The success of the original release prompted Don Daglow to acquire the rights for EA. Minor changes were made to the game, new levels were added, and a new soundtrack was added, written by Dave Warhol who had worked with Daglow on the Intellivision game design team. Officially renamed Mike Edwards' Realm of Impossibility, it was released not long after the original BRAM release, with the box cover touting "Deluxe Edition of The Classic Game Zombies". The game was part of the "third wave" of titles introduced by Electronic Arts after its founding in 1982.

==Reception==
ROMs review praised the game's unusual lack of weapons and use of 3D graphics. Antic's review of the original stated that "computer enthusiasts who enjoy quick-paced, challenging action games will like Zombies".

Computer Gaming World said of the revised version: "I do not feel that the changes [from Zombies] are numerous-enough or significant enough to justify buying the both games. However, if you have neither, then ROI is a good addition to your arcade-action game inventory". Steve Panak of ANALOG Computing wrote: "Your problem is that you must be perfectly immobile to cast your spell, and in this game you can't afford to stand still too often, or for very long". He disliked the defensive nature of the game, wanting a way to destroy his pursuers. He concluded, "while the Realm of Impossibility fails on many levels, it is still not bad enough to make me lose faith in Electronic Arts". COMPUTE! called it "a classic, run-as-fast-as-you-can, three- dimensional arcade game with a goal", noting that "what distinguishes Realm of Impossibility from the run-of-the-mill chase game is not the three dimensions, but one element: cooperation". The magazine praised the Apple II version's graphics and two-player mode.

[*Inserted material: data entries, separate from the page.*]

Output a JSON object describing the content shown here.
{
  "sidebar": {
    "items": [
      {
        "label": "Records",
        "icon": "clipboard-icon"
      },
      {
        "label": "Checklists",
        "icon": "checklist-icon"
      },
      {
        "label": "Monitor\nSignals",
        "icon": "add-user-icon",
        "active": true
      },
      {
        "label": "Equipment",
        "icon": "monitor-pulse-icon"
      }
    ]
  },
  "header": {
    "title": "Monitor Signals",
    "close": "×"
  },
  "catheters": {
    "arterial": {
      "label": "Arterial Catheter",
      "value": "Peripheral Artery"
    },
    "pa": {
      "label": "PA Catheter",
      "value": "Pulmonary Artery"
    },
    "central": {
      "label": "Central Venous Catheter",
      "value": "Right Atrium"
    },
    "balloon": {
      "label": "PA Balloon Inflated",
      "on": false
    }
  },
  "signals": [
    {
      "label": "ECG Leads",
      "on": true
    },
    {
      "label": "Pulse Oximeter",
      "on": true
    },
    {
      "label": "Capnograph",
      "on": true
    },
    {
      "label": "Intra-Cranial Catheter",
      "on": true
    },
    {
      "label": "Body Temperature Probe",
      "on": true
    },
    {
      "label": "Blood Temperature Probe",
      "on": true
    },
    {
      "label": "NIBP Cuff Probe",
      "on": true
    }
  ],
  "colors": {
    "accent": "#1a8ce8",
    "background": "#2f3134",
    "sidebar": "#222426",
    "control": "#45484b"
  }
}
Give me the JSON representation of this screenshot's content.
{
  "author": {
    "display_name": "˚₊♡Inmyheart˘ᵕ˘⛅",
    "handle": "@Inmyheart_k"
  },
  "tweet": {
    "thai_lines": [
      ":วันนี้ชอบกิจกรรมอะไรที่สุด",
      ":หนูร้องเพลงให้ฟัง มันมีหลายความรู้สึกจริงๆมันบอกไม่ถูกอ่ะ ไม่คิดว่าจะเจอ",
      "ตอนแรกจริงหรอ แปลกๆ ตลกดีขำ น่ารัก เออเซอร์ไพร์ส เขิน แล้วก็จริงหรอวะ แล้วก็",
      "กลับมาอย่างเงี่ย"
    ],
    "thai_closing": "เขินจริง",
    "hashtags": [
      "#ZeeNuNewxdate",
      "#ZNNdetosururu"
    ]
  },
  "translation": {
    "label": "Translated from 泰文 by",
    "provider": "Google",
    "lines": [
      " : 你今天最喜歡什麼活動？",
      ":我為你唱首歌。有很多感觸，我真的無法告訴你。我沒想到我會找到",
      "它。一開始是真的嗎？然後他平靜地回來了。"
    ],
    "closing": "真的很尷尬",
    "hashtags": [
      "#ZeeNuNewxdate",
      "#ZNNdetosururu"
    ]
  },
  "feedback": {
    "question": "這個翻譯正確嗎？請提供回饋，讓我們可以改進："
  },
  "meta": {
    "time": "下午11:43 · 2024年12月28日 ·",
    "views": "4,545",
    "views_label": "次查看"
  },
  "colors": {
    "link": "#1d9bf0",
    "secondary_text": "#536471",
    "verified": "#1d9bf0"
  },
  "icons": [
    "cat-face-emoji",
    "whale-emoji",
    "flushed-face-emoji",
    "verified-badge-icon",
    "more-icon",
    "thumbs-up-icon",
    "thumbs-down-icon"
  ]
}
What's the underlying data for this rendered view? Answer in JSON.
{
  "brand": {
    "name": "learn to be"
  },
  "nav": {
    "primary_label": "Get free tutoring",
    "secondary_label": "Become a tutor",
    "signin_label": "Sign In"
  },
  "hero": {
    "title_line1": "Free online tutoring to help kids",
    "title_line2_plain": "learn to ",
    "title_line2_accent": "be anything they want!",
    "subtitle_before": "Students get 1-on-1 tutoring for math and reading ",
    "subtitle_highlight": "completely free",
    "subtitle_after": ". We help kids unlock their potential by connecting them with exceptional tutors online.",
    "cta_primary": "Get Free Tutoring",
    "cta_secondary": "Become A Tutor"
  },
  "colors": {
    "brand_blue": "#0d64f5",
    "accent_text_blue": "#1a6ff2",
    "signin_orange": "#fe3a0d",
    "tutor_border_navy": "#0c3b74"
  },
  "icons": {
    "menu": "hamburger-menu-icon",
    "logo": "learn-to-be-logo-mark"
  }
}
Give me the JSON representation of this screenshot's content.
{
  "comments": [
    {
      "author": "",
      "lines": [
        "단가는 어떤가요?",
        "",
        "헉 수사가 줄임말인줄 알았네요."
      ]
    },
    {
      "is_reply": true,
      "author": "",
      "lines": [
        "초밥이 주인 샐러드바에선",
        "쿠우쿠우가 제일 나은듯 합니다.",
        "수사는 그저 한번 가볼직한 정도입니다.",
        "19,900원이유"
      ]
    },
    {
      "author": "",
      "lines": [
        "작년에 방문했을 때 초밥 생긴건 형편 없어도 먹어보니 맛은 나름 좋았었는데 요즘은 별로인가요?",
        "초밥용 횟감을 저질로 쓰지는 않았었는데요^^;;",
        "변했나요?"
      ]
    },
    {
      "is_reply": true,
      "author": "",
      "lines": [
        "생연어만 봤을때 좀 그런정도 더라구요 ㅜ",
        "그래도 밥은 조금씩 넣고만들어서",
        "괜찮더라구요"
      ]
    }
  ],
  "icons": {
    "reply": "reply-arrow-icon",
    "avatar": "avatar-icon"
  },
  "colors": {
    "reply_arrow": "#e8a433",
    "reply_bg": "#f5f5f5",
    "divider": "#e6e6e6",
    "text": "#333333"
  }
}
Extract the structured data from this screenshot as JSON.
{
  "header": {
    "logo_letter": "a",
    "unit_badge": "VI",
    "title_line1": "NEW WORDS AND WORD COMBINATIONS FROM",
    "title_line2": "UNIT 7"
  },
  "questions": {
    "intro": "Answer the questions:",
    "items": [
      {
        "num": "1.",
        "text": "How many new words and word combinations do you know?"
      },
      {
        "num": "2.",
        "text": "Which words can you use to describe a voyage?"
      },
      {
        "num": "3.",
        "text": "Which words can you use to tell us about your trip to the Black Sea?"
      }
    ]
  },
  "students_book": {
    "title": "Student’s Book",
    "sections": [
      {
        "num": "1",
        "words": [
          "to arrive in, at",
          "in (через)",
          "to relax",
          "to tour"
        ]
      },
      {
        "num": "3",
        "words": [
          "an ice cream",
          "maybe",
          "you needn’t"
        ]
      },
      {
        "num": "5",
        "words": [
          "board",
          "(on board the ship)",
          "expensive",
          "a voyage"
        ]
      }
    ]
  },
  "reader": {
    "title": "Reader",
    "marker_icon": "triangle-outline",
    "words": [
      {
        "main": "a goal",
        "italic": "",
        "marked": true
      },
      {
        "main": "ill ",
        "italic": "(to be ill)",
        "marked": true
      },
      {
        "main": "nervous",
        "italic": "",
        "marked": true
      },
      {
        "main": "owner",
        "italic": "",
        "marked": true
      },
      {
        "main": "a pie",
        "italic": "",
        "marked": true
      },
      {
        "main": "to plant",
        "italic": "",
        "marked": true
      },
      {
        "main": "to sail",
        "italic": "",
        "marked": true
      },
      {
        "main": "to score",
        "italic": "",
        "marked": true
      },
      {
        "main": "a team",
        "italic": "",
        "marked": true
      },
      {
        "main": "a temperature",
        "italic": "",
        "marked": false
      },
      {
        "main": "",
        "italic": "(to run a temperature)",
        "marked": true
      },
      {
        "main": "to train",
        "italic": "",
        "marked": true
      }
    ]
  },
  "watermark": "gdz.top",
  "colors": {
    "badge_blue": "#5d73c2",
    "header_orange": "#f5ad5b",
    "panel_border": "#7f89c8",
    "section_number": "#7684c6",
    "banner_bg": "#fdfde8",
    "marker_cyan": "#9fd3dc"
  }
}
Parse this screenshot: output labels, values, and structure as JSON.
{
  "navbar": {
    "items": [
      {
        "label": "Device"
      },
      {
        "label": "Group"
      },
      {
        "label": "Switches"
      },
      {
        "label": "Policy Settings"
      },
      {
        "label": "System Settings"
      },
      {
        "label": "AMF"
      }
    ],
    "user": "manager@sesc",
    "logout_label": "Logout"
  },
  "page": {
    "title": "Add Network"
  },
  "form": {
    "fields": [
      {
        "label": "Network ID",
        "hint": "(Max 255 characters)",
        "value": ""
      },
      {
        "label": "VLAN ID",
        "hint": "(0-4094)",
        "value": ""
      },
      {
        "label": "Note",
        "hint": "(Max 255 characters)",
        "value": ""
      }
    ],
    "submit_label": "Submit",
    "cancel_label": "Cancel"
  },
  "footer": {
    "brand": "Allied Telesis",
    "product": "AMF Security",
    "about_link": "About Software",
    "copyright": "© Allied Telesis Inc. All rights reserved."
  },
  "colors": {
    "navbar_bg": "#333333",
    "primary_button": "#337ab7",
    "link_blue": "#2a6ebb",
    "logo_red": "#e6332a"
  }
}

Ariolasoft's conversion of the game to the ZX Spectrum garnered negative reviews. Your Sinclair critic gave it a three out of ten, describing it as an "object lesson in flickery sprites, bad control and the odd bug or three". Crash scored it a 10%, calling it "one of the worst Spectrum games I've seen in a long while"; it "could have been a passable game a couple of years ago. A joke today". The game took third place for the magazine's 1986 readers' award for "Least Pleasing Game", garnering 4.5% of all votes.